Assume $A\in M_3\{\mathbb{R}\}$. If $\deg(m_A(\lambda))=3$ then $\mathcal{C}(A)=\mathbb{F}(A)$. If $\deg(m_A(\lambda))=1$,then by the theory of $\lambda-\text{matrix}$, we know $A$ is similar to $c I_3$ , hence $\mathcal{C}(A) = M_3\{\mathbb{R}\}$. How to find $\mathcal{C}(A)$ when $\deg(m_A(\lambda))=2$, where $m_A(\lambda)$is the minimal polynomial of $A$?

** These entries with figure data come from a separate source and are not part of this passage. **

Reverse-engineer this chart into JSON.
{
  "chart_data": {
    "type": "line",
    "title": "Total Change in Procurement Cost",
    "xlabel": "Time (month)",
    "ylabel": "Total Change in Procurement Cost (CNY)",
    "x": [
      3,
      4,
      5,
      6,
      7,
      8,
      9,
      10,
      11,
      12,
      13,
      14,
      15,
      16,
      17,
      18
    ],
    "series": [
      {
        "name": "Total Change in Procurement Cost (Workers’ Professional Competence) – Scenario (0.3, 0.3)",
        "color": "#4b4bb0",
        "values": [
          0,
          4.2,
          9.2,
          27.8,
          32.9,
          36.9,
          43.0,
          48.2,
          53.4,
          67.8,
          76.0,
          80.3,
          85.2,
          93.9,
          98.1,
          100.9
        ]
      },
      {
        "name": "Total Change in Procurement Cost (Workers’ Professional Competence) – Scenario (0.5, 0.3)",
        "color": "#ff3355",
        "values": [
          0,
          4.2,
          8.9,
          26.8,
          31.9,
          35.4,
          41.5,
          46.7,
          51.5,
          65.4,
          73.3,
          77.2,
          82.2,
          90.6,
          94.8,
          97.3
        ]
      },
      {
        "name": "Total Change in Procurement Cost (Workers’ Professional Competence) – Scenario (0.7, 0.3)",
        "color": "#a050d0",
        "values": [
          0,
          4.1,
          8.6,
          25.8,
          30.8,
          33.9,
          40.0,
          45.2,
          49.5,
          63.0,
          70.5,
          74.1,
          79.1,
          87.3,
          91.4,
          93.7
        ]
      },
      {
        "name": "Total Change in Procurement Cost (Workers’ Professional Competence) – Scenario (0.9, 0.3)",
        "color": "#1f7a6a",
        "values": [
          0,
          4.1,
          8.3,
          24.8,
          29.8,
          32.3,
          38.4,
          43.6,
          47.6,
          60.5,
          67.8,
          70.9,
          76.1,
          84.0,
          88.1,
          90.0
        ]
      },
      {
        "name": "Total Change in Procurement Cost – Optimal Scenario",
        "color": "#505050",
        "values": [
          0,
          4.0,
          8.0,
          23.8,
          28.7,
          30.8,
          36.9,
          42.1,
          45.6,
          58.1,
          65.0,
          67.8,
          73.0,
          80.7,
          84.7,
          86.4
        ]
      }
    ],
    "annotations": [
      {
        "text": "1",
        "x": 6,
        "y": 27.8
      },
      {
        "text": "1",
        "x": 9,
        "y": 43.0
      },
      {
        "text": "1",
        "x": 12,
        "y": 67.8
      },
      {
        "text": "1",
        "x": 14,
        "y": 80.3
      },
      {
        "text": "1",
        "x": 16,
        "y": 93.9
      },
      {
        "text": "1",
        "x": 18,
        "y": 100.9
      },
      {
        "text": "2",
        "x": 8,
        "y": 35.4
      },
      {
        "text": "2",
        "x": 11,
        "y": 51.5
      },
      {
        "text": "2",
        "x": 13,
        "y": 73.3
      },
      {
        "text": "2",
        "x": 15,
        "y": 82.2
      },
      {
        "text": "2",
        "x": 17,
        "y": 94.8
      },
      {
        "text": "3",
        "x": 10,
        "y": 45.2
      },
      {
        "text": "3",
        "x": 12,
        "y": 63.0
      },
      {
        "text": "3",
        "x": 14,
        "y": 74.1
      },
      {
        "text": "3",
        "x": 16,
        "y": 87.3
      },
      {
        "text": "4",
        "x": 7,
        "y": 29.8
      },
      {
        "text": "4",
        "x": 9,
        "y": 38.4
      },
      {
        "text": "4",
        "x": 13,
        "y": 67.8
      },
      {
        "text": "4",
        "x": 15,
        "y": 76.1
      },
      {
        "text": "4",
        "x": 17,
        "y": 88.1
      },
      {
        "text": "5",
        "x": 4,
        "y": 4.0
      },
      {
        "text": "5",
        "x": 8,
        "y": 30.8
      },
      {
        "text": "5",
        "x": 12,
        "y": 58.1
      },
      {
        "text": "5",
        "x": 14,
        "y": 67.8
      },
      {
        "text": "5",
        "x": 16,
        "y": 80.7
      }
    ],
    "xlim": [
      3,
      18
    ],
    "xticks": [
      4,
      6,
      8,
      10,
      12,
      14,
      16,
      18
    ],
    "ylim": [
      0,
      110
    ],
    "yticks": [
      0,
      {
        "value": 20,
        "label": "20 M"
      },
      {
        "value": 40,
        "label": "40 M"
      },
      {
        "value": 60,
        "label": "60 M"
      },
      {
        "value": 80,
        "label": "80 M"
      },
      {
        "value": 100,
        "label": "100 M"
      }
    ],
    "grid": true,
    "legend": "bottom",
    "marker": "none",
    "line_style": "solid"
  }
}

You are working in $M_3(\mathbb{R})$, with a matrix $A$ such that $m_A(X)$ has degree $2$. Since the characteristic polynomial $c_A$ has no roots which are not roots of $m_A$, we must have that $m_A$ is a product of two real factors $m_A(X)=(X-\lambda)(X-\mu)$ or $(X-\lambda)^2$.
Hence $A$ is similar to $\begin{pmatrix} \lambda & 0 &0\\0 &\lambda &0\\0&0&\mu\end{pmatrix}$ or to $\begin{pmatrix} \lambda & 1 &0\\0 &\lambda &0\\0&0&\lambda\end{pmatrix}$. It is now easy to compute the centraliser.